Gratuitous Multiple Personality in Garcia Marquez’s “Big Mama’s Funeral”

In my post of 13 February 2014, I gave two previous examples of gratuitous multiple personality: Charles Dickens’s Miss Twinkleton and Sue Grafton’s Tom Padgett. Multiple personality is gratuitous when it is included in a story unnecessarily.

When stories include multiple personality gratuitously, it is a clue that the writers, themselves, had multiple personality. Writers casually and unnecessarily give multiple personality to characters, when—based on their own personal experience—they think of multiple personality as an ordinary feature of the psychology of everyday life.

“Big Mama’s Funeral” (1959/1962) (1) “must be counted, without a doubt, the most important short story he ever wrote…’Big Mama’s Funeral’ was something quite new: it is one of the key texts of Garcia Marquez’s entire literary and political trajectory, the one which unites his two literary modes—‘realist’ and ‘magical’—for the very first time, and which paves the way for the whole of the mature work over the next half century, in particular for those two definitive masterpieces, One Hundred Years of Solitude and The Autumn of the Patriarch”  (2, p. 246).

In discussing this story, I may be the only one who has ever focused on this seeming triviality: “…the youngest of the nieces…terrified by hallucinations…made Father Anthony Isabel exorcise her…” (1).

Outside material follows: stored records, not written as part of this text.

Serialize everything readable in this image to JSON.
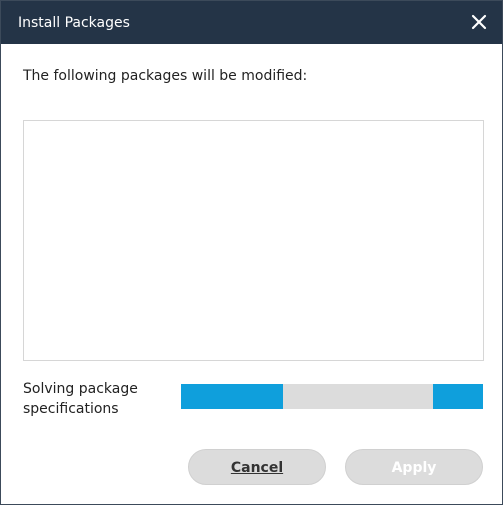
{
  "dialog": {
    "title": "Install Packages",
    "message": "The following packages will be modified:",
    "packages": []
  },
  "status": {
    "text": "Solving package specifications",
    "progress_indeterminate": true
  },
  "buttons": {
    "cancel_label": "Cancel",
    "apply_label": "Apply",
    "apply_enabled": false
  },
  "icons": {
    "close": "close-icon"
  },
  "colors": {
    "titlebar": "#243447",
    "progress_fill": "#0f9fdc",
    "progress_track": "#dcdcdc"
  }
}
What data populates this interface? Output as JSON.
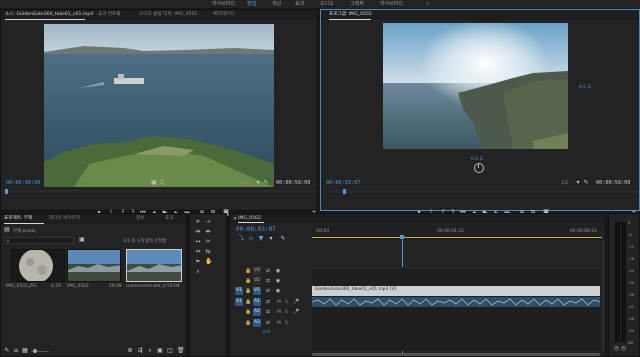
{
  "workspaces": [
    "라이브러리",
    "편집",
    "색상",
    "효과",
    "오디오",
    "그래픽",
    "라이브러리"
  ],
  "workspace_menu": "»",
  "source": {
    "tabs": [
      "소스: GoldenGate360_take01_v01.mp4",
      "효과 컨트롤",
      "오디오 클립 믹서: IMG_0502",
      "메타데이터"
    ],
    "timecode_in": "00:00:00:00",
    "fit": "1/2",
    "timecode_dur": "00:00:59:09"
  },
  "program": {
    "tabs": [
      "프로그램: IMG_0502"
    ],
    "timecode_in": "00:00:03:07",
    "fit": "1/2",
    "timecode_dur": "00:00:59:09",
    "vr_yaw": "0.0 도",
    "vr_pitch": "0.0 도"
  },
  "project": {
    "tabs": [
      "프로젝트: 무제",
      "미디어 브라우저",
      "정보",
      "효과"
    ],
    "name": "무제.prproj",
    "search_placeholder": "",
    "selection": "1/3 중 1개 항목 선택함",
    "items": [
      {
        "name": "IMG_0502.JPG",
        "dur": "4:29"
      },
      {
        "name": "IMG_0502",
        "dur": "59:09"
      },
      {
        "name": "GoldenGate360_take01_v01",
        "dur": "59:09"
      }
    ]
  },
  "timeline": {
    "tab": "IMG_0502",
    "timecode": "00:00:03:07",
    "ruler": [
      ":00:00",
      "00:00:04:23",
      "00:00:09:23"
    ],
    "video_tracks": [
      "V3",
      "V2",
      "V1"
    ],
    "audio_tracks": [
      "A1",
      "A2",
      "A3"
    ],
    "source_patch_v": "V1",
    "source_patch_a": "A1",
    "clip_label": "GoldenGate360_take01_v01.mp4 [V]",
    "master": "0.0"
  },
  "meter": {
    "scale": [
      "0",
      "-6",
      "-12",
      "-18",
      "-24",
      "-30",
      "-36",
      "-42",
      "-48",
      "-54",
      "dB"
    ],
    "level": 0.0,
    "solo": "S",
    "solo2": "S"
  },
  "colors": {
    "accent": "#4a86c8",
    "timecode": "#4a9ae8",
    "clip_video": "#d0d0d0",
    "audio_wave": "#5f8fb5"
  }
}
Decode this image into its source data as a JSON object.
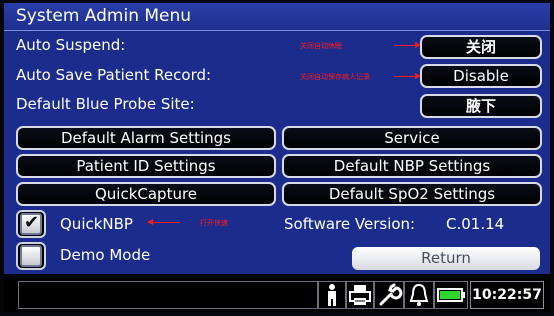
{
  "window": {
    "title": "System Admin Menu"
  },
  "settings": {
    "auto_suspend": {
      "label": "Auto Suspend:",
      "value": "关闭",
      "annotation": "关闭自动休眠"
    },
    "auto_save": {
      "label": "Auto Save Patient Record:",
      "value": "Disable",
      "annotation": "关闭自动保存病人记录"
    },
    "probe_site": {
      "label": "Default Blue Probe Site:",
      "value": "腋下"
    }
  },
  "buttons": {
    "alarm": "Default Alarm Settings",
    "service": "Service",
    "patient_id": "Patient ID Settings",
    "nbp": "Default NBP Settings",
    "quickcapture": "QuickCapture",
    "spo2": "Default SpO2 Settings",
    "return": "Return"
  },
  "options": {
    "quicknbp": {
      "label": "QuickNBP",
      "checked": true,
      "annotation": "打开快速"
    },
    "demo_mode": {
      "label": "Demo Mode",
      "checked": false
    }
  },
  "software_version": {
    "label": "Software Version:",
    "value": "C.01.14"
  },
  "status_bar": {
    "icons": [
      "person-icon",
      "printer-icon",
      "wrench-icon",
      "bell-icon",
      "battery-icon"
    ],
    "battery_level": 1.0,
    "time": "10:22:57"
  }
}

Of course, you exorcise someone if they are possessed, just as Jesus exorcised the man possessed by demons in Mark 5:1-20. Demon possession is the religious interpretation of multiple personality.

1. Gabriel Garcia Marquez. Collected Stories. Harper Perennial Modern Classics, 1999.
2. Gerald Martin. Gabriel Garcia Marquez: A Life. New York, Alfred A. Knopf, 2009.